Why to be "more diplomatic"...or diplomatic at all with a person who doesn't respect you? I would have told her NO the very first time and keep my distance from her 100%.
They will always attempt to blame you because deep down in their ignorance they know they are wrong....and blaming others is their defense
Not knowing the tone of voice or words used it’s not really possible to say if you could have handled it better but I admire your patience putting up with it for years.
I will also say your rejoinder about her not respecting your beliefs was spot on.
For
Some reason the religious expect to receive the respect that they do not offer
Perhaps you shouldn't have stewed so long that you lost your patience? I don't know.

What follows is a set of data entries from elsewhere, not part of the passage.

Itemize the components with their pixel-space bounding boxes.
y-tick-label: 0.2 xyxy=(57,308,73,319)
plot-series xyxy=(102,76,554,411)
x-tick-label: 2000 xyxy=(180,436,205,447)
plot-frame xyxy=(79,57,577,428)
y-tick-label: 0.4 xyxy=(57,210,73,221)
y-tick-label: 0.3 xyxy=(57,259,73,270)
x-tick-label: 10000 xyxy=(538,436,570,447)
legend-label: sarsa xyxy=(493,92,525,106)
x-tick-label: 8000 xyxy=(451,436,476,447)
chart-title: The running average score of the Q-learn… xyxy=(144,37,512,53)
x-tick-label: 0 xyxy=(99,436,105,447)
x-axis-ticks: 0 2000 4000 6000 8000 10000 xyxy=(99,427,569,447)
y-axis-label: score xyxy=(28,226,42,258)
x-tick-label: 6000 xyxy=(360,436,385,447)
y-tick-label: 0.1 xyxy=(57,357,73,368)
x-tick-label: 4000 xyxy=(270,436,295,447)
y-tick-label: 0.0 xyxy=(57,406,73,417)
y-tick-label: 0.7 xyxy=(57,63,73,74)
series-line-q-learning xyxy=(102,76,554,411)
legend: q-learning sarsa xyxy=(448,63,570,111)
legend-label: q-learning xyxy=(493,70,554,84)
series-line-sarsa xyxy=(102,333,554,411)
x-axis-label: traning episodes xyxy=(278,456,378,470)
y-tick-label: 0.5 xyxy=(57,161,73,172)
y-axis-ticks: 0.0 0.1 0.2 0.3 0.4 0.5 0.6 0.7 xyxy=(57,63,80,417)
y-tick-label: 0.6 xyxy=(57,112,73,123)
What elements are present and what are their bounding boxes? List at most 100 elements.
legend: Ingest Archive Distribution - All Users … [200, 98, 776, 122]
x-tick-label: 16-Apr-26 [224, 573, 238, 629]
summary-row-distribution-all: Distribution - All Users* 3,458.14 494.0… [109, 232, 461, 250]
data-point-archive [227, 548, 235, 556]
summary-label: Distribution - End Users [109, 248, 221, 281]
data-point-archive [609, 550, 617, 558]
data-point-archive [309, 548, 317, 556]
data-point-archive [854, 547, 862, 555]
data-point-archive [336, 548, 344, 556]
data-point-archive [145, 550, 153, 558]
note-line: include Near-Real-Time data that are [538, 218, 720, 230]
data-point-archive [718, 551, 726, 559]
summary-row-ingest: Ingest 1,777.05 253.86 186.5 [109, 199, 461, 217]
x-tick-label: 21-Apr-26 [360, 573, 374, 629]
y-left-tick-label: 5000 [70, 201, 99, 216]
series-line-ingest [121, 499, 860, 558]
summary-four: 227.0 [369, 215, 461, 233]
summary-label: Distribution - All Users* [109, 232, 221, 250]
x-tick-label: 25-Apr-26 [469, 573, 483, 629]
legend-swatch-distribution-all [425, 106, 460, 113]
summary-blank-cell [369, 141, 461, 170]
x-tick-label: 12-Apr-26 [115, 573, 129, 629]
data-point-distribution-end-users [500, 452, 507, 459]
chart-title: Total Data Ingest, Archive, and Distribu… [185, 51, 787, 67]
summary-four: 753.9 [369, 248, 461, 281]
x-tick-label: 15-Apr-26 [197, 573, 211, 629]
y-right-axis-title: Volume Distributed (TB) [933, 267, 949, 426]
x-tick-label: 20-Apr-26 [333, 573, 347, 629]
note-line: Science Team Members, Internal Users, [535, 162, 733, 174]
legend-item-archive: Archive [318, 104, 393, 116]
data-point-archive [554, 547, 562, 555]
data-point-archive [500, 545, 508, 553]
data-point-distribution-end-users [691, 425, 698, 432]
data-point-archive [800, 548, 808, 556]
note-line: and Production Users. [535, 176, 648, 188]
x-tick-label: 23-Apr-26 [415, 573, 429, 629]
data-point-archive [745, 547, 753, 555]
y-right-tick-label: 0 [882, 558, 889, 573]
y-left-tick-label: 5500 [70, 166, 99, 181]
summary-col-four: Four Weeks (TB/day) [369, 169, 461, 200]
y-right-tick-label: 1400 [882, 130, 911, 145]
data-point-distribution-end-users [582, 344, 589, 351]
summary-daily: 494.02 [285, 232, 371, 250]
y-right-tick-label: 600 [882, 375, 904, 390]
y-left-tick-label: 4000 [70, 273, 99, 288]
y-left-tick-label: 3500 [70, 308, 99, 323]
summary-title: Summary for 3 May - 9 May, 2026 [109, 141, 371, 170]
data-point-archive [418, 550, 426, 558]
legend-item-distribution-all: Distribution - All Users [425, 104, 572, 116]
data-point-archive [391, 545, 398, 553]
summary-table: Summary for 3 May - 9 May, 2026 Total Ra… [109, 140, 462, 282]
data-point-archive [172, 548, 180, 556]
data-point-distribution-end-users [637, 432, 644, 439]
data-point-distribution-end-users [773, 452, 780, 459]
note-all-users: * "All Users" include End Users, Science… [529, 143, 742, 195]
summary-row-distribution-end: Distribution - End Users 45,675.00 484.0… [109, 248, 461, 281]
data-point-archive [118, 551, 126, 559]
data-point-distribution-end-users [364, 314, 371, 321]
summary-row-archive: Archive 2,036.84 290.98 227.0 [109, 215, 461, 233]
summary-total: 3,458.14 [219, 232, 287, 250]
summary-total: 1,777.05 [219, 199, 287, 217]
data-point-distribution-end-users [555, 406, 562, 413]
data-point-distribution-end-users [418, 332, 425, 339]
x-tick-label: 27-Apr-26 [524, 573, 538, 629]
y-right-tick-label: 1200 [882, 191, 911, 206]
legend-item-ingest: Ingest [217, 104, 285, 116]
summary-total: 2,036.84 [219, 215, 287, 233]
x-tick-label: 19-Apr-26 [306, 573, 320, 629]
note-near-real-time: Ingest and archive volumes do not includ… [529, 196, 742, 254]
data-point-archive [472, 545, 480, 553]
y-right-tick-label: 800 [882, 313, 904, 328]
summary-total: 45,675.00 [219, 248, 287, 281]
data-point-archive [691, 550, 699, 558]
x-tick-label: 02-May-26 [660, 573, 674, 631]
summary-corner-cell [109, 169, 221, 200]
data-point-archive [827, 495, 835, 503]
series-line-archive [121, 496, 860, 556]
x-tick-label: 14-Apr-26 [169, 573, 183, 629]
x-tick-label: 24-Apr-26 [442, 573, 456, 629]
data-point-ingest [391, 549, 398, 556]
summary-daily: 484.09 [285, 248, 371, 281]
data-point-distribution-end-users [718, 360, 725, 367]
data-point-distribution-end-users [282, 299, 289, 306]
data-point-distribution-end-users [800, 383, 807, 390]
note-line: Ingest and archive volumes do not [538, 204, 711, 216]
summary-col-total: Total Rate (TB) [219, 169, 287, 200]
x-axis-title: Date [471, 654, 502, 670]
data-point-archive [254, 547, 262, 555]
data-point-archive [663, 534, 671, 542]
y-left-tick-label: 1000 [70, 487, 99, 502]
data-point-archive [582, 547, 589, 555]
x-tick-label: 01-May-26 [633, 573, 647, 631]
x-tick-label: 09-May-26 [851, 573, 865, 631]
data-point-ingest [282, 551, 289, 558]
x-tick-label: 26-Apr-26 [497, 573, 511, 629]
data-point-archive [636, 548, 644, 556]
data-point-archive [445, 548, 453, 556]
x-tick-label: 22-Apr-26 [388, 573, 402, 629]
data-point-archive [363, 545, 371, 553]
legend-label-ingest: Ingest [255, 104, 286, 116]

But I can pretty much guarantee you that your friend is confusing lack of interest with "insult", or, more exactly, personal attack, and that is HER problem, not yours. To most fundamentalists, anyone who doesn't share their enthusiasms constitute an irrational perception of an existential threat.
I think you should have been way more honest since the beginning. And not let it go that far. I guarantee you that she was taking you attending those events as her doing “god’s work”, trying to convince you.
But what happened, happened. And as you explained it, you did the right thing given the circumstances.
Good luck in the future.
There's always a 'more diplomatic way' but here you have someone who you've identified as 'an acquaintance' as opposed to a friend, who knows your belief system, but continues to ask you to join her, and when you reach your limit of having to decline, are accused of 'insulting' her belief system. It seems to me that most believers, of whom I was once a member, never once consider how 'insulting' that their repeated solicitations and even proselytizing very often is to the uninterested nonbeliever.
It is nice when people want to be in your company and share. I think I would have told her that I was not interested in attending anything with a religious theme and suggested something else.